Sendo assim, é certo que, voltamos ao período Pré-histórico e estamos cercados por uma sociedade machista, pois existem explicações comprovadas sobre o que motiva a ocorrência de um estupro, como: problemas psicológicos, familiares e desvio de caráter. Tudo bem, uma roupa curta pode provocar olhares, desejo e etc, mas será possível que os homens são tão pré-históricos a ponto de não controlarem seus impulsos/instintos?

A Índia está entre os países com a maior incidência de estupro no mundo, assim como diversos países do Oriente Médio e lá as mulheres não usam roupas curtas, a cultuara impõe que elas usem vestimentas que as cubram dos pés à cabeça e que tenham um comportamento tido como exemplar para futuras esposas e mães, nem por isso elas deixam de ser estupradas. Certo que lá a cultura é diferenciada, mas a questão da vestimenta e do comportamento não impede a ocorrência da violência sexual.

Portanto, estilo de roupa e comportamento não motiva a prática de estupro. O que realmente motivam isto são problemas psicológicos, desvio de caráter e falta de educação, vergonha na cara e de cidadania, além, é claro, da cultura machista que está impregnada em nossa sociedade.

E ainda há a discrepância de que 66% dos entrevistados eram mulheres, ou seja, o pensamento machista também se estende para além da ala masculina. Se já não bastasse lutar para reverter essa concepção ultrapassada em relação aos homens, percebe-se pelo resultado da pesquisa que também será necessário mudar a opinião de muitas mulheres que se deixam influência por uma educação patriarcal, estritamente baseada numa hierarquia machista, acabam por carregar isto por toda a vida e consequentemente influenciando gerações seguintes.

E aí, como nós, mulheres, ficamos diante do resultado antiquado dessa pesquisa?

Vamos abdicar de usar modelos de roupas que gostamos ou mudar nosso comportamento para interferir positivamente no resultado da pesquisa e na concepção “politicamente correta” dos entrevistados?
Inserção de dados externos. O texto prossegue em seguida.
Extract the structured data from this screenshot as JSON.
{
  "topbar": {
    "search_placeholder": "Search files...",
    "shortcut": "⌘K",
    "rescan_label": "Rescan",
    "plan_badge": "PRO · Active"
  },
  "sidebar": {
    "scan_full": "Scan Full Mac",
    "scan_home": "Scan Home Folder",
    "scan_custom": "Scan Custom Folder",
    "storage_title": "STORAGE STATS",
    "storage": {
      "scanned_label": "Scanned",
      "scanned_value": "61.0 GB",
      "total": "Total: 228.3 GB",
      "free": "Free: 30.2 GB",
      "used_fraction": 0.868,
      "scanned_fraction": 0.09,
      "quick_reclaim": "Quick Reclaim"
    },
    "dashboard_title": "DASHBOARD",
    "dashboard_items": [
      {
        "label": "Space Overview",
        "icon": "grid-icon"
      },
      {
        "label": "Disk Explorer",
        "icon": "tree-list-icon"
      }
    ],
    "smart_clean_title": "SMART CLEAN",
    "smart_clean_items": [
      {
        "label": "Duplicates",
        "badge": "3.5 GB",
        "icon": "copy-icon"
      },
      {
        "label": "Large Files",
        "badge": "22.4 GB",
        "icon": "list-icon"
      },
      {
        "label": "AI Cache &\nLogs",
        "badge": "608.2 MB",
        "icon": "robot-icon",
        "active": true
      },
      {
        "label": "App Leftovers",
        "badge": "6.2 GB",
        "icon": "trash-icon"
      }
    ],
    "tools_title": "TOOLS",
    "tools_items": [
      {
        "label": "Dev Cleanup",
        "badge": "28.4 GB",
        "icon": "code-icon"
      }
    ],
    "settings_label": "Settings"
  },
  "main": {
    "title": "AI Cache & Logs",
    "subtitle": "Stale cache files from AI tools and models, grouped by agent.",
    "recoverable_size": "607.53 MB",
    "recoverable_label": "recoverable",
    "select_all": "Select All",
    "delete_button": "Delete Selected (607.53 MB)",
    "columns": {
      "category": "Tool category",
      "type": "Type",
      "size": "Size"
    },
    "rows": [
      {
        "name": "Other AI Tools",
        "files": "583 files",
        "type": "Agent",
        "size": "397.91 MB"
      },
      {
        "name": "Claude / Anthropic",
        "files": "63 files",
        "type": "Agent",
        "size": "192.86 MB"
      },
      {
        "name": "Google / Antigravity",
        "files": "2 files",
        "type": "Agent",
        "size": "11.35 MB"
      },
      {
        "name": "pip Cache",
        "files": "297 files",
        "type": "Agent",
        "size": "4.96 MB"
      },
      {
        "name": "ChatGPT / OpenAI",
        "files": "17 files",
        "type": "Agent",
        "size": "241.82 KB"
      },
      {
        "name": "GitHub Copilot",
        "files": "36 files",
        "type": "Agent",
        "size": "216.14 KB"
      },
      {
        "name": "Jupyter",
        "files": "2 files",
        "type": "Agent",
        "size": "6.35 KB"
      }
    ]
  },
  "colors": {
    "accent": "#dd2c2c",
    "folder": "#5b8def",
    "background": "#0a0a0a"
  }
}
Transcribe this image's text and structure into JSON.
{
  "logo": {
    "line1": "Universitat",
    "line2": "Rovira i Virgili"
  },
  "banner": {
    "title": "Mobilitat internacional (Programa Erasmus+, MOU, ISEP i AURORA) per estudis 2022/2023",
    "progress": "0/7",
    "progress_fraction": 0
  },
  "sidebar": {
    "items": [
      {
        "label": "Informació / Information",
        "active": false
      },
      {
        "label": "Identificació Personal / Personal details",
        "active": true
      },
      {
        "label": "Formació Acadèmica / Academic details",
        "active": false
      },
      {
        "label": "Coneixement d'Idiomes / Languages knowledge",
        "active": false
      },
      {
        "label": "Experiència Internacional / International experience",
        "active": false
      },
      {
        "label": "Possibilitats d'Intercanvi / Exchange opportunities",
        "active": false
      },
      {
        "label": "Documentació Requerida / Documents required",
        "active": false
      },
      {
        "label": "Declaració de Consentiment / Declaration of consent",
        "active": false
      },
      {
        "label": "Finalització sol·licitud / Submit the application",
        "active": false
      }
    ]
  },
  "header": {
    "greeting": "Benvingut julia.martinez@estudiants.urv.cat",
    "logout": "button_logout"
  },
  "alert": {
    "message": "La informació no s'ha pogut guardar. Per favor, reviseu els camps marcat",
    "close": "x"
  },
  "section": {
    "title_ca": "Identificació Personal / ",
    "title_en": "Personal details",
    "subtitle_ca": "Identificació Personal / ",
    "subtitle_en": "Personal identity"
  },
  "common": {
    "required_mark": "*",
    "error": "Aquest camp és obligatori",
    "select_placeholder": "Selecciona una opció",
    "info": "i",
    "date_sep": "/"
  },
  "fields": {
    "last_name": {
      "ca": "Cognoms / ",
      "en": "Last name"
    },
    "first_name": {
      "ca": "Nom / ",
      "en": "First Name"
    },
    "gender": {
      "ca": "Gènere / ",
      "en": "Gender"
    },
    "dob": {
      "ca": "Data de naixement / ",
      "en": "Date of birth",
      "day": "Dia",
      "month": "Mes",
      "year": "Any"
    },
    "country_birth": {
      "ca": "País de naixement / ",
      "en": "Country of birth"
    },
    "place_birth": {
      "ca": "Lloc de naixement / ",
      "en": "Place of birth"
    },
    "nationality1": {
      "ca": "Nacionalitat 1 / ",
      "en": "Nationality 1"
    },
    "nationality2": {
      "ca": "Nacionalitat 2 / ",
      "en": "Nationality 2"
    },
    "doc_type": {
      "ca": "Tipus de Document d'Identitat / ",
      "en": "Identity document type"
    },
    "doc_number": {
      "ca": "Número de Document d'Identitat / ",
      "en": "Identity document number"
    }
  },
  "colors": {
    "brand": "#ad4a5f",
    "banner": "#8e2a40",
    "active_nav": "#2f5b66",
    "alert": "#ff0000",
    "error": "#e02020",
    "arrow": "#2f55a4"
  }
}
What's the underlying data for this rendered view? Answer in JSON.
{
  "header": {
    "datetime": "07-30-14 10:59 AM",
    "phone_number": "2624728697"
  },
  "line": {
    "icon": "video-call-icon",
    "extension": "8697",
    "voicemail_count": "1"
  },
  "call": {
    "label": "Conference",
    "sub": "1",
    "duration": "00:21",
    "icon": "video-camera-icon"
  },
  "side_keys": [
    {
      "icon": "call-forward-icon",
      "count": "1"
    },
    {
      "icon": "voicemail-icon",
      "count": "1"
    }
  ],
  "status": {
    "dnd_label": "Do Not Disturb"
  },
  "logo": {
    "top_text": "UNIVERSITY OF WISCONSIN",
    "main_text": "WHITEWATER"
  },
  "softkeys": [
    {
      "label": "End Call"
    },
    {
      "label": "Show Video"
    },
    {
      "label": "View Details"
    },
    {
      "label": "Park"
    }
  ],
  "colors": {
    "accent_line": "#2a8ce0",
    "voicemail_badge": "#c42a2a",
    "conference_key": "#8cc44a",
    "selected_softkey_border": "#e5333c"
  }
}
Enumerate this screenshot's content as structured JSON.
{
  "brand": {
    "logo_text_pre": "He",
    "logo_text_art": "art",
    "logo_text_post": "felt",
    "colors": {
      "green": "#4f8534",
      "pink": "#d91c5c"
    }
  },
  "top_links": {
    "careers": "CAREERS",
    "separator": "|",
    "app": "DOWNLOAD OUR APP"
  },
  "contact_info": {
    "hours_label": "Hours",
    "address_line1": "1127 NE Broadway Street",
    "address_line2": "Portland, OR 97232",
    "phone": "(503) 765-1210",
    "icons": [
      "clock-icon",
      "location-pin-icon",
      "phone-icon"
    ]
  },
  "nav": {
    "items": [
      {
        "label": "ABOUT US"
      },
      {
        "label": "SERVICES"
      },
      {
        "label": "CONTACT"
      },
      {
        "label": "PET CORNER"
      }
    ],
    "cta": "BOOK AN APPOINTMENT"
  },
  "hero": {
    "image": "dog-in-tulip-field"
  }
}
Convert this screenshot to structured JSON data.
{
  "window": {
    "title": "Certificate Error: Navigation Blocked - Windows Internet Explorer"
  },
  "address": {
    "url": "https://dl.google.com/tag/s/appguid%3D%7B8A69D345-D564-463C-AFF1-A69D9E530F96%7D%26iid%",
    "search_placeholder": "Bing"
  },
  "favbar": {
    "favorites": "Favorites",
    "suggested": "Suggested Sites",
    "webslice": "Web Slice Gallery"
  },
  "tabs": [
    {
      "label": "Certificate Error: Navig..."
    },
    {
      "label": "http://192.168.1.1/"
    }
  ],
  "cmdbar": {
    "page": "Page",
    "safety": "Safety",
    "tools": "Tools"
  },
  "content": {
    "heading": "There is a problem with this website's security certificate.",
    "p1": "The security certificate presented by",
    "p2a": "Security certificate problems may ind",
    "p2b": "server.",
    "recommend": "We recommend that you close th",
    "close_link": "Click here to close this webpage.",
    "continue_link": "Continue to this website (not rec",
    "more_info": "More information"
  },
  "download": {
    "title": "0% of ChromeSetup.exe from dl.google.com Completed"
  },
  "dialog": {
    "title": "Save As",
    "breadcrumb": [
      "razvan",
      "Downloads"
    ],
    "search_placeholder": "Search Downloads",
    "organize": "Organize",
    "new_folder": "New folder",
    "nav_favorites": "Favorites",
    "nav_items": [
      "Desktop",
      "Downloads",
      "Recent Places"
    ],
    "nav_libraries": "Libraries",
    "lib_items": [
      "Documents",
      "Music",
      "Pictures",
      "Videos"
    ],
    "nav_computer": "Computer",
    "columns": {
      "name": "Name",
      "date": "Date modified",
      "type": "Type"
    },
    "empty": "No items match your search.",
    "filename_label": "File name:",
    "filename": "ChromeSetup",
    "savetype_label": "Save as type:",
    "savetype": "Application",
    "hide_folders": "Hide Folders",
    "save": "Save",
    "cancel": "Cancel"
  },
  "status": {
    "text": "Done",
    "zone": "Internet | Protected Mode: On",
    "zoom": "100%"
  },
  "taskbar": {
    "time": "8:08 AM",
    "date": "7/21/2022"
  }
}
Óbvio que não, temos que levantar nossa bandeira do movimento feminista, somos livres e temos o direito de vestir o que acharmos mais apropriado, seja curto, médio ou longo. Estamos em pleno século XXI, o mundo evoluiu em diversos aspectos e a mulher com muita luta conseguiu seu espaço nos mais diversos setores, períodos como a Pré-história, Idade Antiga, Idade Média e Ditadura Militar ficaram no passado, pelo menos nos livros de História porque na mente de muitos ainda há indícios de concepções que dominavam períodos antigos.

Resultados como esses da pesquisa não leva a pensar que existe um pouco de Pré-história nas atitudes, consciência e no modo de vida da sociedade atual, todavia a mobilização de mais de 45 milhões de adeptos ao movimento "Eu não mereço ser estuprada” comprova que pelo menos uma parte da população ainda mantém o uso do senso crítico baseado nos princípios éticos e morais para seguir construindo um mundo desgarrado de pensamentos machistas, antiquados e preconceituosos.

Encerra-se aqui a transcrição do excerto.